Jesus havia alcançado Seus objetivos, conseguiu resgatar o pecador da sua eterna condenação e, ao mesmo tempo, criou um movimento evangelístico discipulador que continuaria a expandir Seus propósitos.

Assim, ao analisar o ministério de Jesus, percebemos uma organização com foco na comunhão, no relacionamento e na missão. O Salvador dedicou a maior parte de Seu tempo em discipular os doze. Estes foram designados para estar com Ele e ser enviados a pregar. Nesse grupo de discípulos havia três que tinham um relacionamento mais próximo de Jesus e, entre eles, João era o mais próximo de todos. Enquanto Cristo ministrava às multidões, Seus discípulos aprendiam na prática como deveriam fazer quando estivessem à frente do trabalho. Por ocasião de Sua ascensão, Cristo reuniu quinhentos de Seus discípulos e lhes confiou a grande comissão, prometendo que estaria com eles até o fim (Mt 28:18-20).

Conclusão

Muitas pessoas querem promover o crescimento da igreja por meio de eventos e programas, mas se queremos encontrar um caminho seguro para o crescimento saudável da igreja, a prática do ministério de Cristo deve ser nosso modelo.

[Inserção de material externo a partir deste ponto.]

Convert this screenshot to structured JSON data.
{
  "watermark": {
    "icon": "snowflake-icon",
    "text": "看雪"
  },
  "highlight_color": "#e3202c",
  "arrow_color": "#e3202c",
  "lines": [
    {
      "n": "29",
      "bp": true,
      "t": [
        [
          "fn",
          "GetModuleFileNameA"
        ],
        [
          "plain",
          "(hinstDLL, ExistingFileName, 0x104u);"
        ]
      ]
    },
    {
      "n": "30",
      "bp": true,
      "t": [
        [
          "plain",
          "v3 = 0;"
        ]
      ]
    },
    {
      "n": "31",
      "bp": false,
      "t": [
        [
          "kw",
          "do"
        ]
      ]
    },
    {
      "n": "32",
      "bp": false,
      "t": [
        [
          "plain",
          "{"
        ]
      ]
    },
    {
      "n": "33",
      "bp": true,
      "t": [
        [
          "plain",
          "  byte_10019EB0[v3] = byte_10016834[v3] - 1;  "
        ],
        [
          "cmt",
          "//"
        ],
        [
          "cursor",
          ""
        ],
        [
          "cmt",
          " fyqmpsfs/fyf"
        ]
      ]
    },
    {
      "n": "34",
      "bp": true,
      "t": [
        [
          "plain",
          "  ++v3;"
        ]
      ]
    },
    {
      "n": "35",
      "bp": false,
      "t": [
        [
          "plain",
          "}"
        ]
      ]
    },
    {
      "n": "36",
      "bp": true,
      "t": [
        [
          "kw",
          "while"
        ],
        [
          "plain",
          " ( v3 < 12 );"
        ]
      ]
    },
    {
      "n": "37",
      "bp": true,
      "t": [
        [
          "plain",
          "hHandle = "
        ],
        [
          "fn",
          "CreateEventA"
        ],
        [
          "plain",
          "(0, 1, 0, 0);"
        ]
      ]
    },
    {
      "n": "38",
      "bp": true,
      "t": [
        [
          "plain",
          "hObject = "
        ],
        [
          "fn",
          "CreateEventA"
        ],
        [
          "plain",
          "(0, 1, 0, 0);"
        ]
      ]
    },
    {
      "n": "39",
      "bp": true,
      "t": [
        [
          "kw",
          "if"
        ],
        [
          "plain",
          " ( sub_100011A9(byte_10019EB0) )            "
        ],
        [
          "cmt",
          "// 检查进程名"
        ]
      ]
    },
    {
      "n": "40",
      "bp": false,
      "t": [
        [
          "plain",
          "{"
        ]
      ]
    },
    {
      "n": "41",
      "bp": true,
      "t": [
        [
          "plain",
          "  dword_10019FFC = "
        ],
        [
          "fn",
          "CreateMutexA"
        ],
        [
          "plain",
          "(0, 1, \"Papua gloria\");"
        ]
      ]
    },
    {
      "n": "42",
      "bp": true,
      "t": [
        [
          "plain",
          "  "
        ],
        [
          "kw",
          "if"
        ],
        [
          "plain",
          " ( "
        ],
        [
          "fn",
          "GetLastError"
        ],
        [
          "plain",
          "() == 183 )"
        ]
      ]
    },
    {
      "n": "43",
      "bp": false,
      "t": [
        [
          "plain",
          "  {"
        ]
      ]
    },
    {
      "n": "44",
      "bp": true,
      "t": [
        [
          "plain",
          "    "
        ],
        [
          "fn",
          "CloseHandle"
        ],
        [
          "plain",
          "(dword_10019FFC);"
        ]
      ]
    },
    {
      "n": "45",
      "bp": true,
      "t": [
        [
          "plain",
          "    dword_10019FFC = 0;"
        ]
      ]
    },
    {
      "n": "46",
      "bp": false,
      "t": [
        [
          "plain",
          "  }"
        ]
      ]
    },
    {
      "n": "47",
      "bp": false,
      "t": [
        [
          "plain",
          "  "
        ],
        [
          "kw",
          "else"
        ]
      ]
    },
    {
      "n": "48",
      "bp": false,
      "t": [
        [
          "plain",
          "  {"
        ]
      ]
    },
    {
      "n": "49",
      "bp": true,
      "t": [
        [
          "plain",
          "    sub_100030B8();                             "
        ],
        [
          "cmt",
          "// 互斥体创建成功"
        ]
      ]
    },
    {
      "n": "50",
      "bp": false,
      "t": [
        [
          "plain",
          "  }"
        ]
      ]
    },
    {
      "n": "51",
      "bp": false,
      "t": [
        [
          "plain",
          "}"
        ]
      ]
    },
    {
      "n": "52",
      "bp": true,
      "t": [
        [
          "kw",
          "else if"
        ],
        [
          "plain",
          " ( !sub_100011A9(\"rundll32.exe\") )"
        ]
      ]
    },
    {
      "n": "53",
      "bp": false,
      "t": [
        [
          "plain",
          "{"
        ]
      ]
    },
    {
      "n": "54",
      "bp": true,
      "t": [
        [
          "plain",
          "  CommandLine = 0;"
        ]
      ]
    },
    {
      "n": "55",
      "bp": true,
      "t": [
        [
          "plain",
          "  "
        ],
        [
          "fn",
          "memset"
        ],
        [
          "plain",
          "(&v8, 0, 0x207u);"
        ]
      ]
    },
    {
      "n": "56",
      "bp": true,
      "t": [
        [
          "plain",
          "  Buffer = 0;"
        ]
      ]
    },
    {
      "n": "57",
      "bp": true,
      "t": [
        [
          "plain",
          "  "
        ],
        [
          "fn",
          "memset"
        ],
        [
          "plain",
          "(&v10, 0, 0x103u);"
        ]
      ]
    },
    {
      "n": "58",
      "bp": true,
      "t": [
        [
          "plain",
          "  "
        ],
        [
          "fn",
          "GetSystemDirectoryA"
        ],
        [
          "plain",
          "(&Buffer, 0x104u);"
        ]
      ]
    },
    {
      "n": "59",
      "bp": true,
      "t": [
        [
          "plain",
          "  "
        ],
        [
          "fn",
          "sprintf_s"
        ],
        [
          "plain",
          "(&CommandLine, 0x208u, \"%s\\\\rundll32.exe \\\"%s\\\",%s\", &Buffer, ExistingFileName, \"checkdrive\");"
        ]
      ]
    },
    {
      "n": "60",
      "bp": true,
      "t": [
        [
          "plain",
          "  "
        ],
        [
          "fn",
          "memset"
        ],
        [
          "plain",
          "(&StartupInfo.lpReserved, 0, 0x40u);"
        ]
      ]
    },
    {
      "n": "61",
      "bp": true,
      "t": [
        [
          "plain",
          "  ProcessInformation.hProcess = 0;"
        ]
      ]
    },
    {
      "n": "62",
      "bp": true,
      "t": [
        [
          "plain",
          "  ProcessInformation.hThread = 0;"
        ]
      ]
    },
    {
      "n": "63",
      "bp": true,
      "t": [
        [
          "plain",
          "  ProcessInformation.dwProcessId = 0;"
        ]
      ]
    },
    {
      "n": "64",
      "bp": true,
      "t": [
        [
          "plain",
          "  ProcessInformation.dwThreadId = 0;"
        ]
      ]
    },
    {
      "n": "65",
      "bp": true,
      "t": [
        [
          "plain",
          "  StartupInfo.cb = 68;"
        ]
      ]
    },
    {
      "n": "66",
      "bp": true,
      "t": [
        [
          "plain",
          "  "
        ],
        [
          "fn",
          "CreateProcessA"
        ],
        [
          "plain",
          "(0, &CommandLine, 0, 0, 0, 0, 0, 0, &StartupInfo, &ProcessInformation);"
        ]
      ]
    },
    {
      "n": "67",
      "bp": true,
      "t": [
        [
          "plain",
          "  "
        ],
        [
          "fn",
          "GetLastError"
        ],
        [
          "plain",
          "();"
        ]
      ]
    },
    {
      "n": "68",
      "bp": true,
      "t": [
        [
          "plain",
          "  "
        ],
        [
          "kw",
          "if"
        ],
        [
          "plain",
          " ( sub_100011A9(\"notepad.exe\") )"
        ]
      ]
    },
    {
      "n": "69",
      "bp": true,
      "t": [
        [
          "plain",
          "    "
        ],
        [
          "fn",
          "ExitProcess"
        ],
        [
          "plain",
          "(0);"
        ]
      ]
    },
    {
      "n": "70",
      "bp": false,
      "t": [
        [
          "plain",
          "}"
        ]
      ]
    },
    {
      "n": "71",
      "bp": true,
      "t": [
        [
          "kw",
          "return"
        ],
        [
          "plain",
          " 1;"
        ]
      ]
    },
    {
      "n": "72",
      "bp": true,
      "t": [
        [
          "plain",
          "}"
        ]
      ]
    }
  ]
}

A eficácia do ministério de Jesus estava concentrada nas pessoas. Com visão clara de Sua obra, Ele dedicou Sua vida ao discipulado. Assim também deve ser nosso ministério. Ellen White afirma: “Unicamente os métodos de Cristo trarão verdadeiro êxito no aproximar-se do povo. O Salvador
misturava-Se com as pessoas como Alguém que lhes desejava o bem. Manifestava simpatia por elas, ministrava-lhes às necessidades e conquistava-lhes a confiança. Ordenava então: Segue-Me!”.7

Os discípulos de Cristo tinham duas características básicas: humildade para aprender e capacidade para reproduzir o ministério do Mestre. Eles eram motivados pelo mesmo objetivo de Jesus, “buscar e salvar o perdido” (Lc 19:10). Cristo desejava que eles reproduzissem em outras pessoas o que haviam aprendido com Ele. Em Seus discursos, Jesus sempre usava a expressão “assim como” (Jo 13:15, 34; 15:10, 12; 17:11, 18; 20:21). Essa expectativa do Senhor não foi somente para os primeiros discípulos de Sua igreja, mas “inclui todos os crentes até o fim dos tempos”.8

Nesse processo discipulador, devemos implantar um pequeno núcleo de discipulado onde iremos instruir nossos discípulos, cuidar da saúde espiritual deles, conduzi-los à salvação e, ao mesmo tempo, ensiná-los na prática como viver o cristianismo relacional e evangelístico, aproveitando todas as oportunidades para engajá-los no cumprimento da missão. Aos poucos, o aprendiz estará disseminando as verdades do reino para familiares, amigos e desconhecidos, e assim estará se multiplicando em outros, produzindo mais e mais discípulos. É provável que boa parte dos batismos não venha diretamente de um ou outro evangelista, mas de todo o grupo de discípulos discipuladores.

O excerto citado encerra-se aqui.